Bug 228823

Summary:

service permanently at stopping state

Product:

[Retired] Red Hat Cluster Suite

Reporter:

Tomasz Jaszowski <tjaszowski>

Component:

clumanager

Assignee:

Lon Hohberger <lhh>

Status:

CLOSED ERRATA

QA Contact:

Cluster QE <mspqa-list>

Severity:

high

Docs Contact:

Priority:

medium

Version:

CC:

cluster-maint, michael.hagmann

Target Milestone:

---

Target Release:

---

Hardware:

All

OS:

Linux

Whiteboard:

Fixed In Version:

RHBA-2007-0149

Doc Type:

Bug Fix

Doc Text:

Story Points:

---

Clone Of:

Environment:

Last Closed:

2007-05-10 21:20:30 UTC

Type:

---

Regression:

---

Mount Type:

---

Documentation:

---

CRM:

Verified Versions:

Category:

---

oVirt Team:

---

RHEL 7.3 requirements from Atomic Host:

Cloudforms Team:

---

Target Upstream Version:

Embargoed:

Attachments:

Description	Flags
Allows disable requests from 'stopping' state	none

Description Tomasz Jaszowski 2007-02-15 12:01:29 UTC

Description of problem:
after tests (stopping services, restarting nides, etc) some of cluster services
have status stopping

Version-Release number of selected component (if applicable):


How reproducible:


Steps to Reproduce:
1.
2.
3.
  
Actual results:
service is in state stopping, we can't make it stop/disable/start. We tried
disabling stopping and starting service, restarting rgmanager - no effect.

Expected results:
we would like to stop/disable this service, or to tell cluster that those
services are really stop, so we could do something more, like start this service
again

Additional info:
from the system point of view service is stopped - no process, no mounted
resources, etc.

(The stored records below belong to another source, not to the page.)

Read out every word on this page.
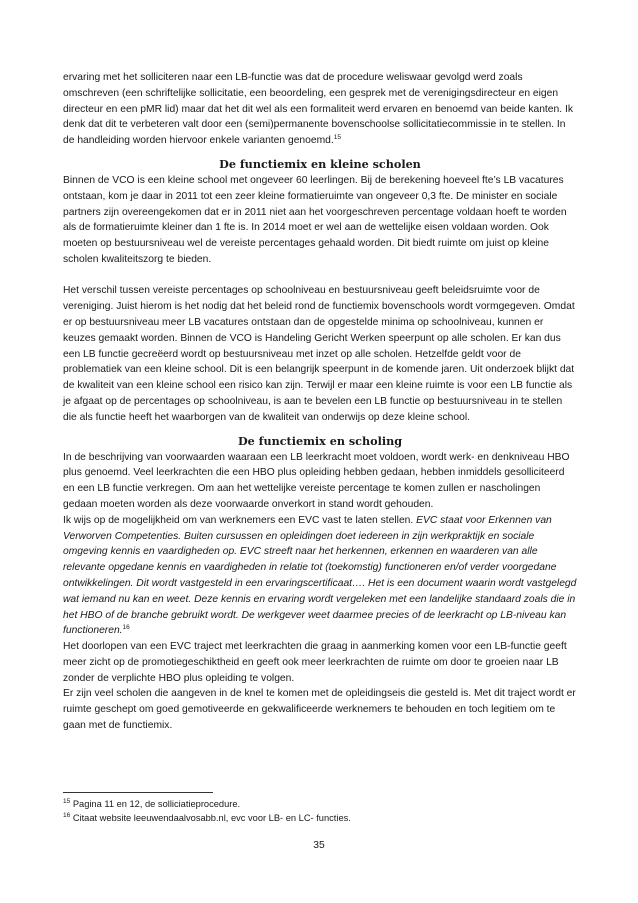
ervaring met het solliciteren naar een LB-functie was dat de procedure weliswaar gevolgd werd zoals omschreven (een schriftelijke sollicitatie, een beoordeling, een gesprek met de verenigingsdirecteur en eigen directeur en een pMR lid) maar dat het dit wel als een formaliteit werd ervaren en benoemd van beide kanten. Ik denk dat dit te verbeteren valt door een (semi)permanente bovenschoolse sollicitatiecommissie in te stellen. In de handleiding worden hiervoor enkele varianten genoemd.$^{15}$

De functiemix en kleine scholen

Binnen de VCO is een kleine school met ongeveer 60 leerlingen. Bij de berekening hoeveel fte’s LB vacatures ontstaan, kom je daar in 2011 tot een zeer kleine formatieruimte van ongeveer 0,3 fte. De minister en sociale partners zijn overeengekomen dat er in 2011 niet aan het voorgeschreven percentage voldaan hoeft te worden als de formatieruimte kleiner dan 1 fte is. In 2014 moet er wel aan de wettelijke eisen voldaan worden. Ook moeten op bestuursniveau wel de vereiste percentages gehaald worden. Dit biedt ruimte om juist op kleine scholen kwaliteitszorg te bieden.

Het verschil tussen vereiste percentages op schoolniveau en bestuursniveau geeft beleidsruimte voor de vereniging. Juist hierom is het nodig dat het beleid rond de functiemix bovenschools wordt vormgegeven. Omdat er op bestuursniveau meer LB vacatures ontstaan dan de opgestelde minima op schoolniveau, kunnen er keuzes gemaakt worden. Binnen de VCO is Handeling Gericht Werken speerpunt op alle scholen. Er kan dus een LB functie gecreëerd wordt op bestuursniveau met inzet op alle scholen. Hetzelfde geldt voor de problematiek van een kleine school. Dit is een belangrijk speerpunt in de komende jaren. Uit onderzoek blijkt dat de kwaliteit van een kleine school een risico kan zijn. Terwijl er maar een kleine ruimte is voor een LB functie als je afgaat op de percentages op schoolniveau, is aan te bevelen een LB functie op bestuursniveau in te stellen die als functie heeft het waarborgen van de kwaliteit van onderwijs op deze kleine school.

De functiemix en scholing

In de beschrijving van voorwaarden waaraan een LB leerkracht moet voldoen, wordt werk- en denkniveau HBO plus genoemd. Veel leerkrachten die een HBO plus opleiding hebben gedaan, hebben inmiddels gesolliciteerd en een LB functie verkregen. Om aan het wettelijke vereiste percentage te komen zullen er nascholingen gedaan moeten worden als deze voorwaarde onverkort in stand wordt gehouden.

Ik wijs op de mogelijkheid om van werknemers een EVC vast te laten stellen. EVC staat voor Erkennen van Verworven Competenties. Buiten cursussen en opleidingen doet iedereen in zijn werkpraktijk en sociale omgeving kennis en vaardigheden op. EVC streeft naar het herkennen, erkennen en waarderen van alle relevante opgedane kennis en vaardigheden in relatie tot (toekomstig) functioneren en/of verder voorgedane ontwikkelingen. Dit wordt vastgesteld in een ervaringscertificaat…. Het is een document waarin wordt vastgelegd wat iemand nu kan en weet. Deze kennis en ervaring wordt vergeleken met een landelijke standaard zoals die in het HBO of de branche gebruikt wordt. De werkgever weet daarmee precies of de leerkracht op LB-niveau kan functioneren.$^{16}$

Het doorlopen van een EVC traject met leerkrachten die graag in aanmerking komen voor een LB-functie geeft meer zicht op de promotiegeschiktheid en geeft ook meer leerkrachten de ruimte om door te groeien naar LB zonder de verplichte HBO plus opleiding te volgen.

Er zijn veel scholen die aangeven in de knel te komen met de opleidingseis die gesteld is. Met dit traject wordt er ruimte geschept om goed gemotiveerde en gekwalificeerde werknemers te behouden en toch legitiem om te gaan met de functiemix.

$^{15}$ Pagina 11 en 12, de solliciatieprocedure.
$^{16}$ Citaat website leeuwendaalvosabb.nl, evc voor LB- en LC- functies.
35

Those service can be started only on one node - it's restricted
by failover domain containing only one node, and recovery method -restart

Comment 1 Tomasz Jaszowski 2007-02-15 12:09:46 UTC

clustat -x | grep s1
    <group name="s1" state="113" state_str="stopping"  owner="t1"
last_owner="t1" restarts="0" last_transition="1171311768"
last_transition_str="Mon Feb 12 21:22:48 2007"/>

and nothing changed since then

Comment 2 Lon Hohberger 2007-02-15 17:53:27 UTC

The effect here (unable to stop) should be easy to fix (which I will).  However,
the cause is more interesting to fix.  Both are bugs anyway.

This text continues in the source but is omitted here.